En een service om de bedrijfslogica met betrekking tot bestellingen samen te vatten:

openbare order createOrder (ordervolgorde) {boolean success = true; Bestelling opgeslagenOrder = orderRepository.save (bestelling); Bestel inventoryResponse = null; probeer {inventoryResponse = restTemplate.postForObject (inventoryServiceUrl, order, Order.class); } catch (Exception ex) {success = false; } Bestelling shippingResponse = null; probeer {shippingResponse = restTemplate.postForObject (shippingServiceUrl, order, Order.class); } catch (uitzondering ex) {success = false; HttpEntity deleteRequest = nieuwe HttpEntity (bestelling); ResponseEntity deleteResponse = restTemplate.exchange (inventoryServiceUrl, HttpMethod.DELETE, deleteRequest, Order.class); } if (succes) {savedOrder.setOrderStatus (OrderStatus.SUCCESS); opgeslagenOrder.setShippingDate (shippingResponse.getShippingDate ()); } anders {opgeslagenOrder.setOrderStatus (OrderStatus.FAILURE); } retour orderRepository.save (opgeslagenOrder); } openbare lijst getOrders () {retour orderRepository.findAll (); }

De afhandeling van bestellingen waarbij we oproepen naar voorraad- en verzendservices orkestreren, is verre van ideaal. Verdeeld transacties met meerdere microservices is een complex onderwerp op zich en valt buiten het bestek van deze tutorial.

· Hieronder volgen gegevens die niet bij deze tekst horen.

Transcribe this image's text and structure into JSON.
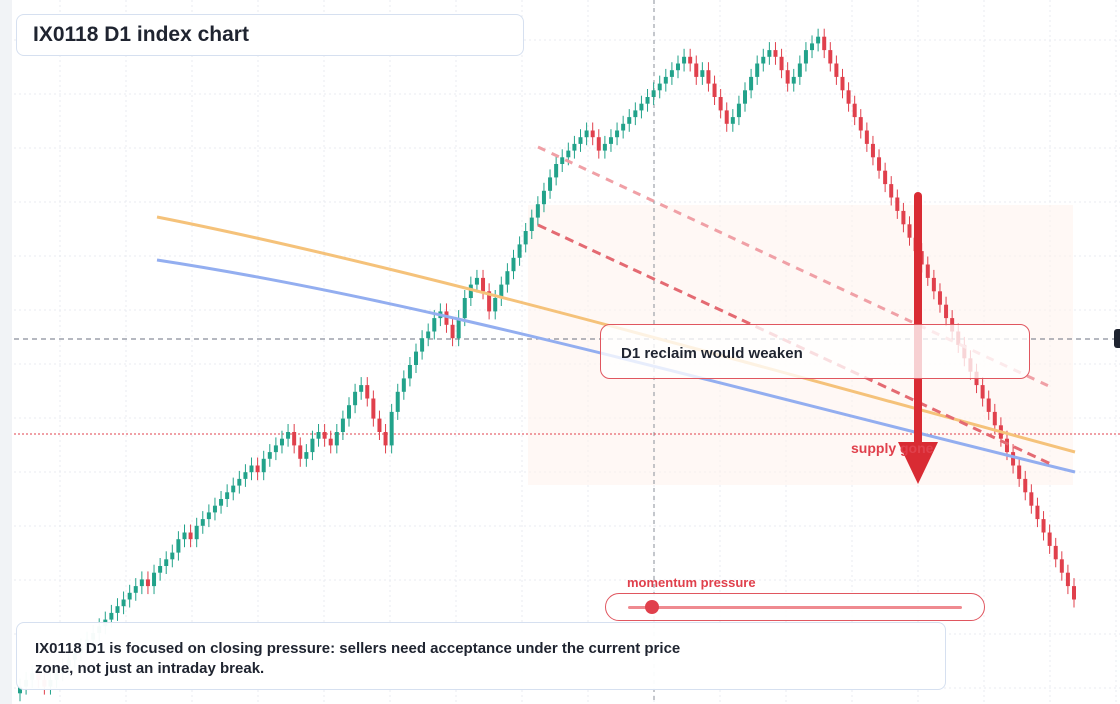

We zullen later in deze tutorial echter zien hoe een reactief systeem de noodzaak van gedistribueerde transacties tot op zekere hoogte kan vermijden.

Zoals eerder zullen we de rest van de boilerplate-code niet doornemen. Er kan echter naar worden verwezen in de GitHub-opslagplaats.

4.6. Voorkant

Laten we ook een gebruikersinterface toevoegen om de discussie compleet te maken. De gebruikersinterface zal gebaseerd zijn op Angular en zal een eenvoudige applicatie van één pagina zijn.

We zullen moeten maak een eenvoudige component in Angular om bestellingen aan te maken en op te halen. Van specifiek belang is het gedeelte waar we onze API aanroepen om de bestelling te creëren:

createOrder () {let headers = new HttpHeaders ({'Content-Type': 'application / json'}); let options = {headers: headers} this.http.post ('// localhost: 8080 / api / orders', this.form.value, options) .subscribe ((response) => {this.response = response}, (error) => {this.error = error})}

Het bovenstaande codefragment verwacht dat ordergegevens worden vastgelegd in een vorm en beschikbaar zijn binnen de scope van de component. Angular biedt fantastische ondersteuning voor het maken van eenvoudige tot complexe formulieren met behulp van reactieve en sjabloongestuurde formulieren.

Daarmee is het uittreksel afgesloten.